Pearl does, but I think that's because Pearl is the drama's token slattern. Everyone else Jenny has met so far is a salt-of-the-earth type designed to confound her middle-class prejudices, but Pearl is a much tougher case. "I've got some shocking discharge!" she says winningly, hoicking up her skirt for an examination. Jenny is visibly appalled, but after Sister Julienne steps in ("I'm afraid the lump in her vulva appears to be a syphilitic chancre"), Jenny comes to realise that there's no place here for judgemental prudishness. What Pearl needs, besides penicillin, is a good dose of love – a medicine that also proves miraculously efficacious when Conchita's 25th child is born prematurely in the middle of a London pea-souper, and which I suspect will turn out to be applicable in a lot of Jenny's future cases. As Vanessa Redgrave says when she comes back again: "Love was like midwifery... the very stuff of life, and I was learning how to fly with it through all the streets, like the river to the sea." If you feel you can withstand that kind of thing, then Miranda Hart pitches up next week to add a comic toff to the roster.

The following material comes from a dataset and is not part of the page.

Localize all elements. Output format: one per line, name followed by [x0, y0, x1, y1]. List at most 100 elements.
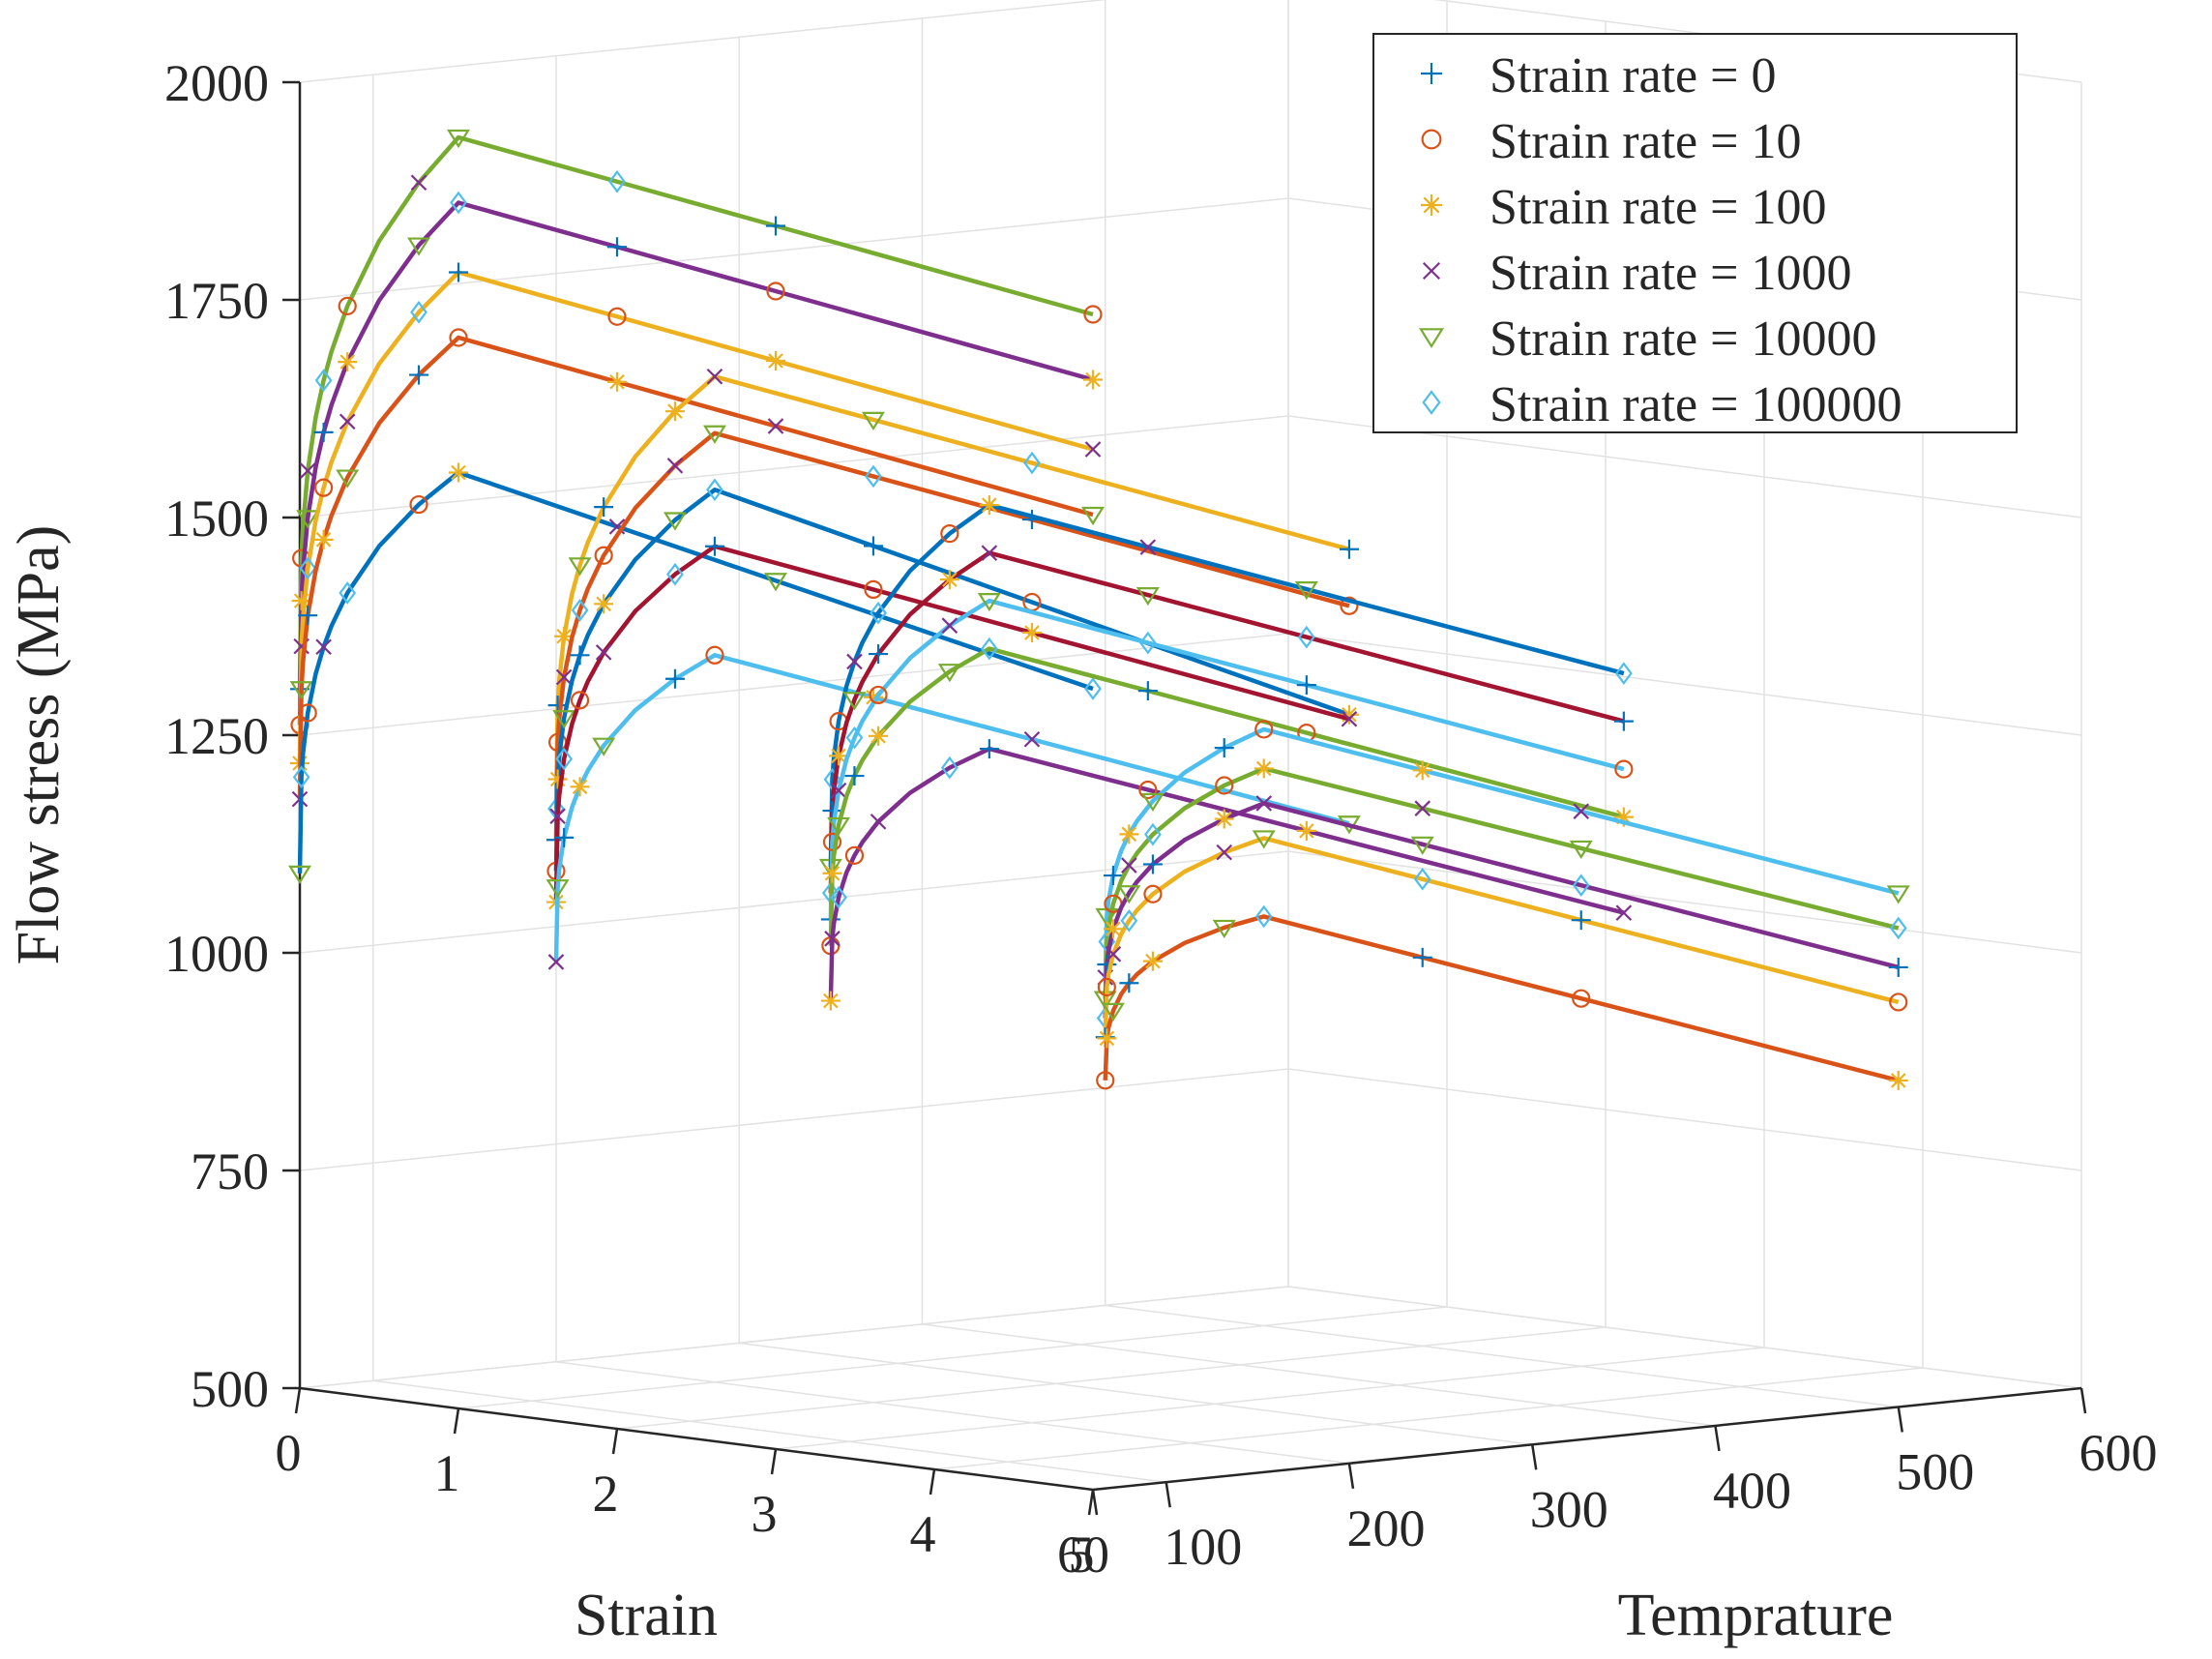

Let's be honest, the last two episodes of Sherlock have had an almost impossible task living up to Stephen Moffat's opener. But last night's episode, "The Reichenbach Fall", was pretty good even so, with Andrew Scott's Moriarty (a shade too much Graham Norton for my taste) forcing our hero into a lethal tango of plot and counter-plot. I won't say too much about the ending, except to note that Moffat and his colleagues have written themselves into a hell of a hole with regards to the next series. If they don't explain, there may be riots.